以下のような情報が除外されることが多いです。
- 開示された時点で、既に世に知られている公知な情報、開示後に、情報の受領者の責任ではない事由により公知になった情報
- 開示された時点において、既に受領者が取得していた情報
- 開示後に、正当な権限をもった第三者から開示された情報
- 情報受領者が、提供者とは無関係に、独自に開発した商品やサービス、技術などに関する情報
- 裁判所の命令や法令によって開示すべき義務がある情報
上記のようなものは、秘密保持義務を課すのが不合理なので除外されます。
(2)秘密保持義務の範囲
次に、「秘密保持義務の範囲」も明確化しておく必要があります。
情報を守るために、「何をすべきか、何をしてはいけないのか」ということです。
たとえば、以下のようなことを義務内容とするケースが多数です。
- 情報の受領者は、「秘密情報」を第三者に開示や漏えいしてはならない
- 情報の受領者は、秘密情報を適切な方法で管理する
- 管理の際、秘密情報への不正アクセスや不正な持ち出しを防止すべく、必要な対策を行う
単に情報の開示や漏えいを防ぐだけではなく、外部からの攻撃や内部の不正持ち出しも防ぎ、管理方法を適切にすることも定めておきましょう。

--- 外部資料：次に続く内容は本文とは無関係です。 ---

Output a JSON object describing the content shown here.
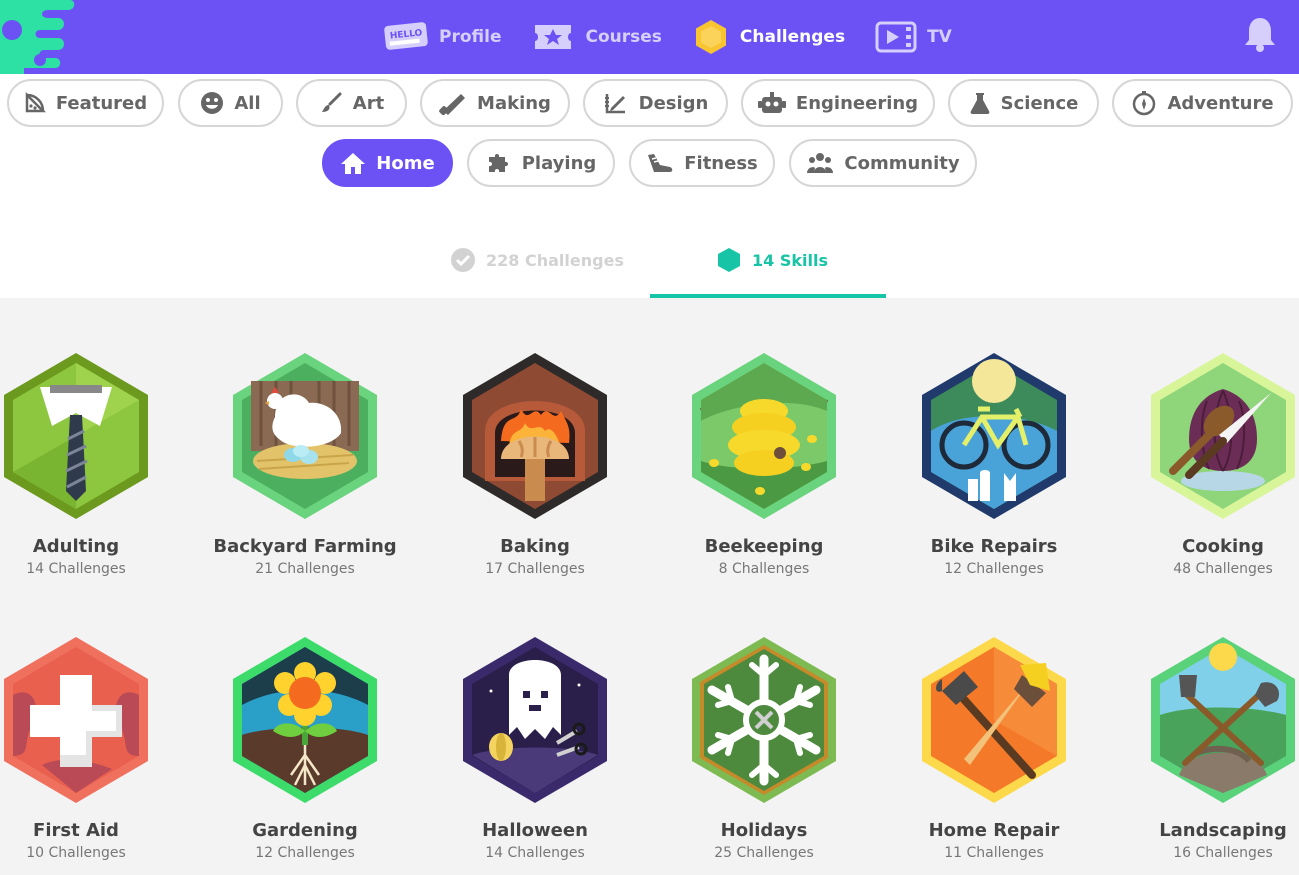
{
  "nav": {
    "items": [
      {
        "label": "Profile",
        "icon": "hello-badge-icon"
      },
      {
        "label": "Courses",
        "icon": "star-ticket-icon"
      },
      {
        "label": "Challenges",
        "icon": "hexagon-icon",
        "active": true
      },
      {
        "label": "TV",
        "icon": "tv-play-icon"
      }
    ],
    "hello_text": "HELLO"
  },
  "categories": [
    {
      "label": "Featured",
      "icon": "pizza-icon"
    },
    {
      "label": "All",
      "icon": "smiley-icon"
    },
    {
      "label": "Art",
      "icon": "brush-icon"
    },
    {
      "label": "Making",
      "icon": "saw-icon"
    },
    {
      "label": "Design",
      "icon": "pencil-ruler-icon"
    },
    {
      "label": "Engineering",
      "icon": "robot-icon"
    },
    {
      "label": "Science",
      "icon": "flask-icon"
    },
    {
      "label": "Adventure",
      "icon": "compass-icon"
    },
    {
      "label": "Home",
      "icon": "house-icon",
      "active": true
    },
    {
      "label": "Playing",
      "icon": "puzzle-icon"
    },
    {
      "label": "Fitness",
      "icon": "shoe-icon"
    },
    {
      "label": "Community",
      "icon": "people-icon"
    }
  ],
  "tabs": {
    "challenges": "228 Challenges",
    "skills": "14 Skills"
  },
  "skills": [
    {
      "name": "Adulting",
      "count": "14 Challenges",
      "icon": "necktie-badge-icon"
    },
    {
      "name": "Backyard Farming",
      "count": "21 Challenges",
      "icon": "chicken-nest-badge-icon"
    },
    {
      "name": "Baking",
      "count": "17 Challenges",
      "icon": "bread-oven-badge-icon"
    },
    {
      "name": "Beekeeping",
      "count": "8 Challenges",
      "icon": "beehive-badge-icon"
    },
    {
      "name": "Bike Repairs",
      "count": "12 Challenges",
      "icon": "bicycle-tools-badge-icon"
    },
    {
      "name": "Cooking",
      "count": "48 Challenges",
      "icon": "onion-knife-badge-icon"
    },
    {
      "name": "First Aid",
      "count": "10 Challenges",
      "icon": "medical-cross-badge-icon"
    },
    {
      "name": "Gardening",
      "count": "12 Challenges",
      "icon": "flower-badge-icon"
    },
    {
      "name": "Halloween",
      "count": "14 Challenges",
      "icon": "ghost-badge-icon"
    },
    {
      "name": "Holidays",
      "count": "25 Challenges",
      "icon": "snowflake-badge-icon"
    },
    {
      "name": "Home Repair",
      "count": "11 Challenges",
      "icon": "hammer-brush-badge-icon"
    },
    {
      "name": "Landscaping",
      "count": "16 Challenges",
      "icon": "shovels-badge-icon"
    }
  ],
  "colors": {
    "header": "#6c52f5",
    "accent": "#17c4a5",
    "logo_slime": "#2de0a3"
  }
}
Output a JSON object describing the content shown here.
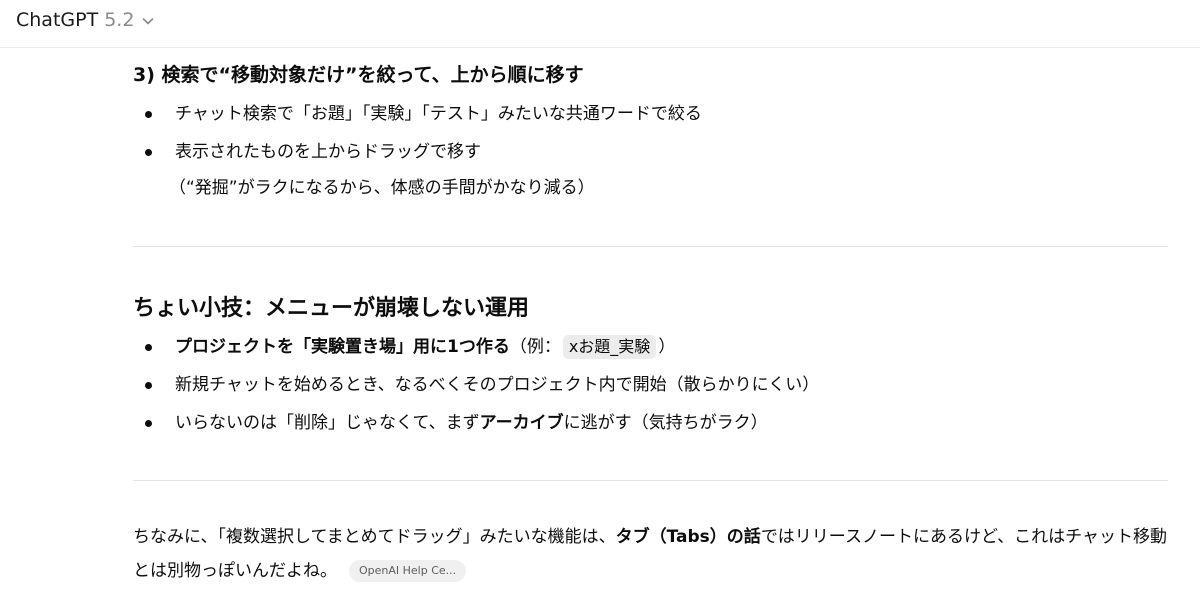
{
  "header": {
    "model_name": "ChatGPT",
    "model_version": "5.2",
    "chevron_icon": "chevron-down-icon"
  },
  "section3": {
    "heading": "3) 検索で“移動対象だけ”を絞って、上から順に移す",
    "bullets": [
      "チャット検索で「お題」「実験」「テスト」みたいな共通ワードで絞る",
      "表示されたものを上からドラッグで移す"
    ],
    "bullet2_sub": "（“発掘”がラクになるから、体感の手間がかなり減る）"
  },
  "tip": {
    "heading": "ちょい小技：メニューが崩壊しない運用",
    "item1": {
      "bold": "プロジェクトを「実験置き場」用に1つ作る",
      "pre_code": "（例：",
      "code": "xお題_実験",
      "post_code": "）"
    },
    "item2": "新規チャットを始めるとき、なるべくそのプロジェクト内で開始（散らかりにくい）",
    "item3": {
      "pre": "いらないのは「削除」じゃなくて、まず",
      "bold": "アーカイブ",
      "post": "に逃がす（気持ちがラク）"
    }
  },
  "note": {
    "pre": "ちなみに、「複数選択してまとめてドラッグ」みたいな機能は、",
    "bold": "タブ（Tabs）の話",
    "post": "ではリリースノートにあるけど、これはチャット移動とは別物っぽいんだよね。",
    "citation": "OpenAI Help Ce..."
  }
}
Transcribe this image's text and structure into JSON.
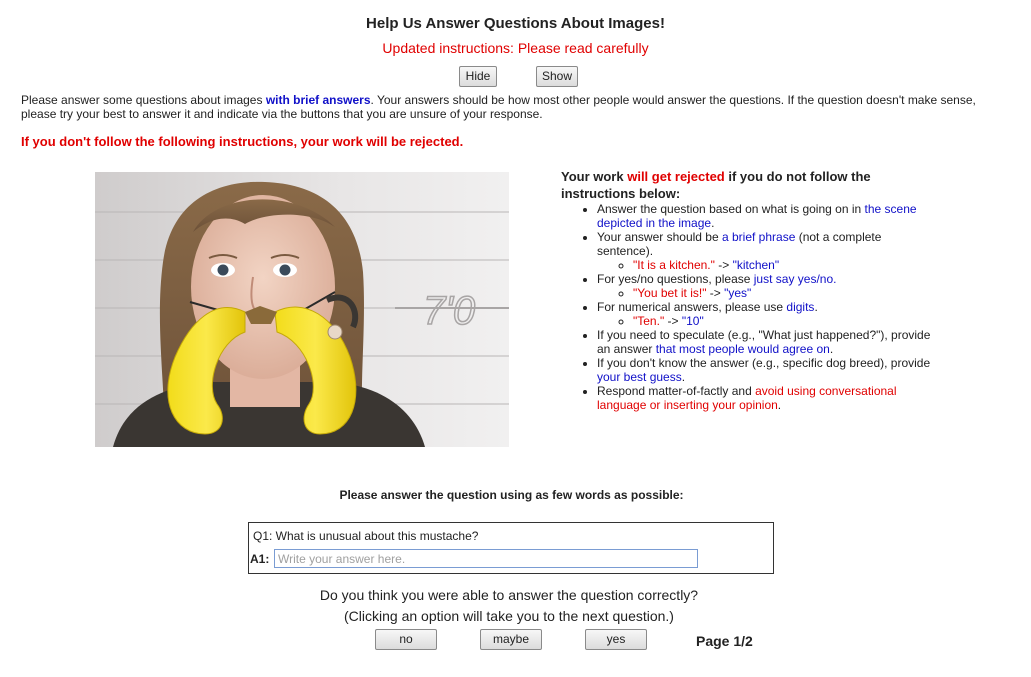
{
  "header": {
    "title": "Help Us Answer Questions About Images!",
    "subtitle": "Updated instructions: Please read carefully",
    "hide_label": "Hide",
    "show_label": "Show"
  },
  "intro": {
    "part1": "Please answer some questions about images ",
    "emph": "with brief answers",
    "part2": ". Your answers should be how most other people would answer the questions. If the question doesn't make sense, please try your best to answer it and indicate via the buttons that you are unsure of your response."
  },
  "warning": "If you don't follow the following instructions, your work will be rejected.",
  "rules": {
    "head1": "Your work ",
    "head_red": "will get rejected",
    "head2": " if you do not follow the instructions below:",
    "r1a": "Answer the question based on what is going on in ",
    "r1b": "the scene depicted in the image",
    "r1c": ".",
    "r2a": "Your answer should be ",
    "r2b": "a brief phrase",
    "r2c": " (not a complete sentence).",
    "r2ex_q": "\"It is a kitchen.\"",
    "r2ex_arrow": " -> ",
    "r2ex_a": "\"kitchen\"",
    "r3a": "For yes/no questions, please ",
    "r3b": "just say yes/no.",
    "r3ex_q": "\"You bet it is!\"",
    "r3ex_arrow": " -> ",
    "r3ex_a": "\"yes\"",
    "r4a": "For numerical answers, please use ",
    "r4b": "digits",
    "r4c": ".",
    "r4ex_q": "\"Ten.\"",
    "r4ex_arrow": " -> ",
    "r4ex_a": "\"10\"",
    "r5a": "If you need to speculate (e.g., \"What just happened?\"), provide an answer ",
    "r5b": "that most people would agree on",
    "r5c": ".",
    "r6a": "If you don't know the answer (e.g., specific dog breed), provide ",
    "r6b": "your best guess",
    "r6c": ".",
    "r7a": "Respond matter-of-factly and ",
    "r7b": "avoid using conversational language or inserting your opinion",
    "r7c": "."
  },
  "image": {
    "height_mark": "7'0"
  },
  "question": {
    "heading": "Please answer the question using as few words as possible:",
    "q_label": "Q1: What is unusual about this mustache?",
    "a_label": "A1:",
    "placeholder": "Write your answer here.",
    "value": ""
  },
  "confirm": {
    "line1": "Do you think you were able to answer the question correctly?",
    "line2": "(Clicking an option will take you to the next question.)",
    "no": "no",
    "maybe": "maybe",
    "yes": "yes"
  },
  "pagination": "Page 1/2"
}
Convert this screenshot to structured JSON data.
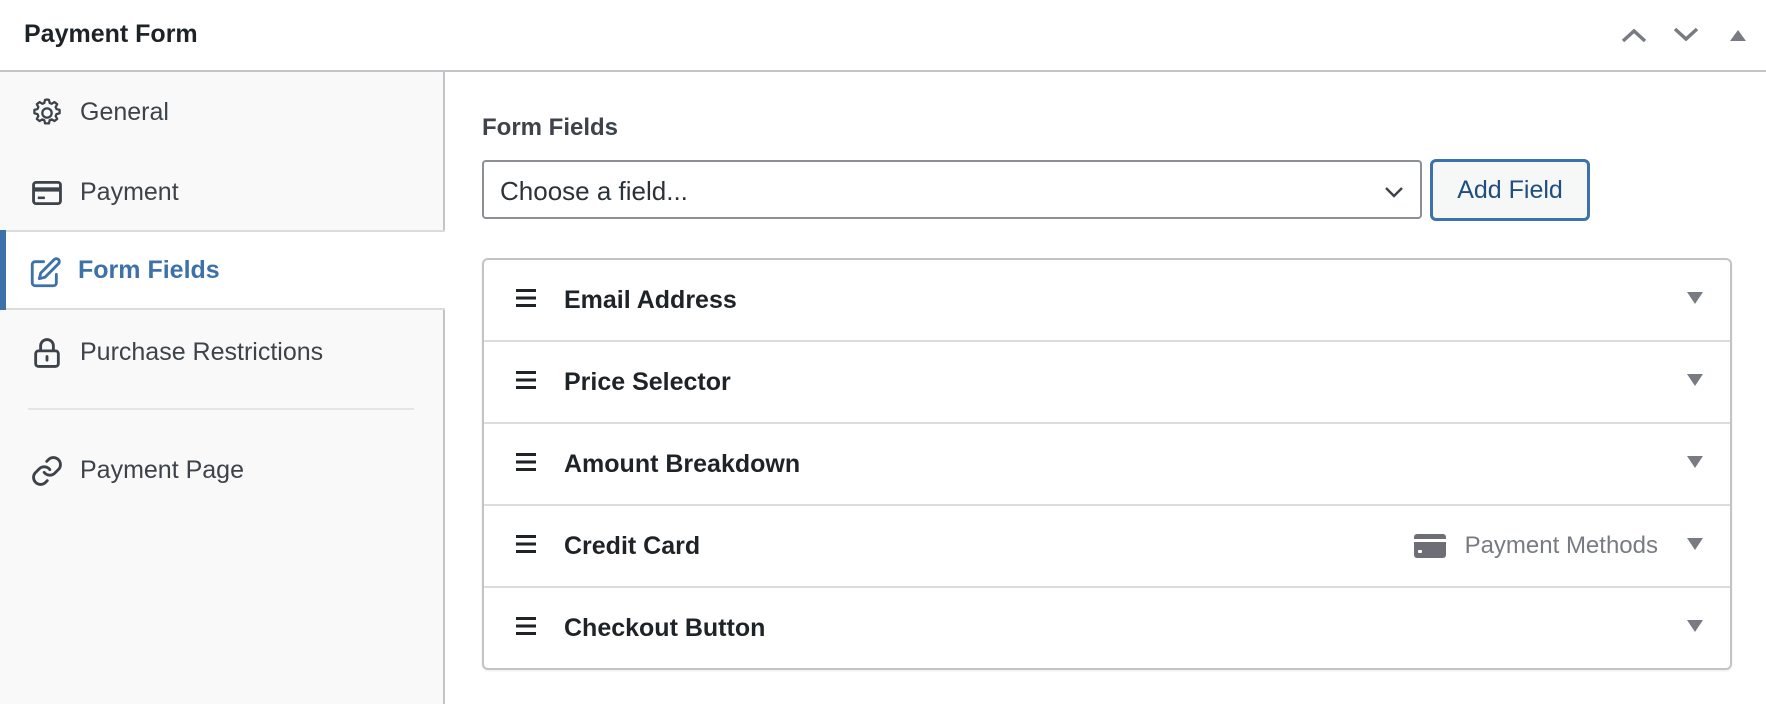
{
  "header": {
    "title": "Payment Form",
    "controls": {
      "move_up_icon": "chevron-up-icon",
      "move_down_icon": "chevron-down-icon",
      "toggle_icon": "triangle-up-icon"
    }
  },
  "sidebar": {
    "items": [
      {
        "label": "General",
        "icon": "gear-icon",
        "active": false
      },
      {
        "label": "Payment",
        "icon": "credit-card-icon",
        "active": false
      },
      {
        "label": "Form Fields",
        "icon": "edit-icon",
        "active": true
      },
      {
        "label": "Purchase Restrictions",
        "icon": "lock-icon",
        "active": false
      }
    ],
    "secondary_items": [
      {
        "label": "Payment Page",
        "icon": "link-icon"
      }
    ]
  },
  "main": {
    "section_label": "Form Fields",
    "field_select": {
      "value": "Choose a field...",
      "icon": "chevron-down-icon"
    },
    "add_field_button": "Add Field",
    "fields": [
      {
        "name": "Email Address"
      },
      {
        "name": "Price Selector"
      },
      {
        "name": "Amount Breakdown"
      },
      {
        "name": "Credit Card",
        "meta_label": "Payment Methods",
        "meta_icon": "credit-card-icon"
      },
      {
        "name": "Checkout Button"
      }
    ]
  },
  "colors": {
    "accent": "#3c71aa",
    "text": "#1d2327",
    "muted": "#787c82",
    "border": "#c3c4c7",
    "sidebar_bg": "#f9f9f9"
  }
}
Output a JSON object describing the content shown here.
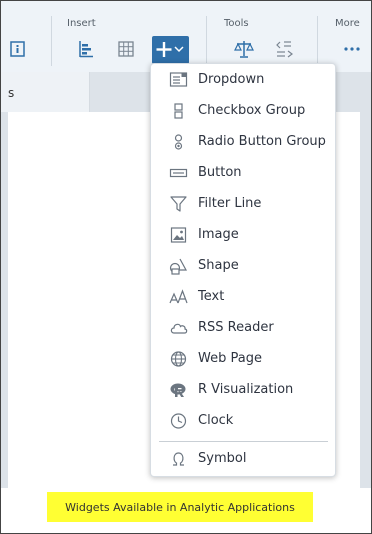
{
  "toolbar": {
    "groups": [
      {
        "label": "Insert"
      },
      {
        "label": "Tools"
      },
      {
        "label": "More"
      }
    ],
    "icons": [
      "info-icon",
      "bar-chart-icon",
      "table-grid-icon",
      "add-widget-icon",
      "scale-icon",
      "formula-icon",
      "more-icon"
    ]
  },
  "tab": {
    "label": "s"
  },
  "menu": {
    "items": [
      {
        "label": "Dropdown",
        "icon": "dropdown-icon"
      },
      {
        "label": "Checkbox Group",
        "icon": "checkbox-group-icon"
      },
      {
        "label": "Radio Button Group",
        "icon": "radio-button-group-icon"
      },
      {
        "label": "Button",
        "icon": "button-icon"
      },
      {
        "label": "Filter Line",
        "icon": "filter-icon"
      },
      {
        "label": "Image",
        "icon": "image-icon"
      },
      {
        "label": "Shape",
        "icon": "shape-icon"
      },
      {
        "label": "Text",
        "icon": "text-icon"
      },
      {
        "label": "RSS Reader",
        "icon": "cloud-icon"
      },
      {
        "label": "Web Page",
        "icon": "globe-icon"
      },
      {
        "label": "R Visualization",
        "icon": "r-icon"
      },
      {
        "label": "Clock",
        "icon": "clock-icon"
      },
      {
        "label": "Symbol",
        "icon": "omega-icon"
      }
    ]
  },
  "caption": {
    "text": "Widgets Available in Analytic Applications"
  },
  "colors": {
    "accent": "#2f6fa9",
    "highlight": "#ffff33",
    "toolbar": "#eef3f8"
  }
}
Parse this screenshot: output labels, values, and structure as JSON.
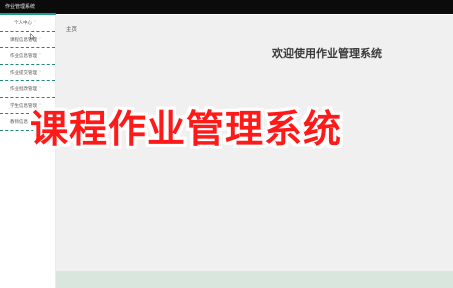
{
  "window": {
    "title": "作业管理系统"
  },
  "sidebar": {
    "items": [
      {
        "label": "个人中心",
        "icon": "chevron-down-icon"
      },
      {
        "label": "课程信息管理",
        "icon": "chevron-down-icon"
      },
      {
        "label": "作业信息管理",
        "icon": "chevron-down-icon"
      },
      {
        "label": "作业提交管理",
        "icon": "chevron-down-icon"
      },
      {
        "label": "作业批改管理",
        "icon": "chevron-down-icon"
      },
      {
        "label": "学生信息管理",
        "icon": "chevron-down-icon"
      },
      {
        "label": "教师信息管理",
        "icon": "chevron-down-icon"
      }
    ]
  },
  "main": {
    "tab": "主页",
    "welcome": "欢迎使用作业管理系统"
  },
  "overlay": {
    "title": "课程作业管理系统"
  },
  "colors": {
    "topbar": "#0b0b0b",
    "accent": "#1e8a7c",
    "main_bg": "#f0f0f0",
    "overlay_text": "#ff1a1a",
    "bottom_panel": "#d8e6de"
  }
}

ただし、秘密情報を利用したり、開示したりしなければならないケースもあります。
そこで、以下のような例外規定を定めます。
- 情報の受領者は、目的達成に必要な範囲で、秘密情報を複写・複製できる。その場合の複写・複製された情報も、「秘密情報」となる
- 情報の受領者は、必要な範囲で、弁護士や公認会計士、税理士等の外部の専門家に対し、秘密情報を開示できる。ただし、外部の専門家に秘密保持義務違反があった場合には、情報の受領者による違反とみなす
- 情報の受領者は、法令の規定によって、官公庁、裁判所等の公的機関から情報開示を求められた際、秘密情報を開示できる。その場合、ただちに情報の開示者に対し、情報開示の事実を知らせる
秘密保持契約締結の際には、このように秘密情報の範囲と秘密保持義務の範囲について、しっかりと話し合い、両者が納得する内容を決定する必要があります。
(3)義務違反したときの効果
秘密保持義務に違反したら、どのような効果があるのかも定めておきましょう。
たとえば、差し止め請求ができること、損害賠償請求ができること、業務委託契約を解除できることなどは基本です。
また、情報開示者が、情報受領者に対し、立入調査できる権限を定めるケースなどもあります。
(4)契約期間と契約後の拘束
秘密保持契約を締結する場合には、契約期間を定めます。
ただし、契約期間が終了しても、その秘密に価値がなくなるわけではないことが多数です。
その場合には、契約終了後も5年程度、秘密保持義務が継続するという条項を入れて対応します。
(5)契約終了時の対応
秘密保持契約では、契約終了時の対応も重要です。
情報を提供した元データやそれを保管したハードディスク、各種の媒体などをすべて破棄してもらうか、返還してもらう必要があるので、そのことも契約に定めておきましょう。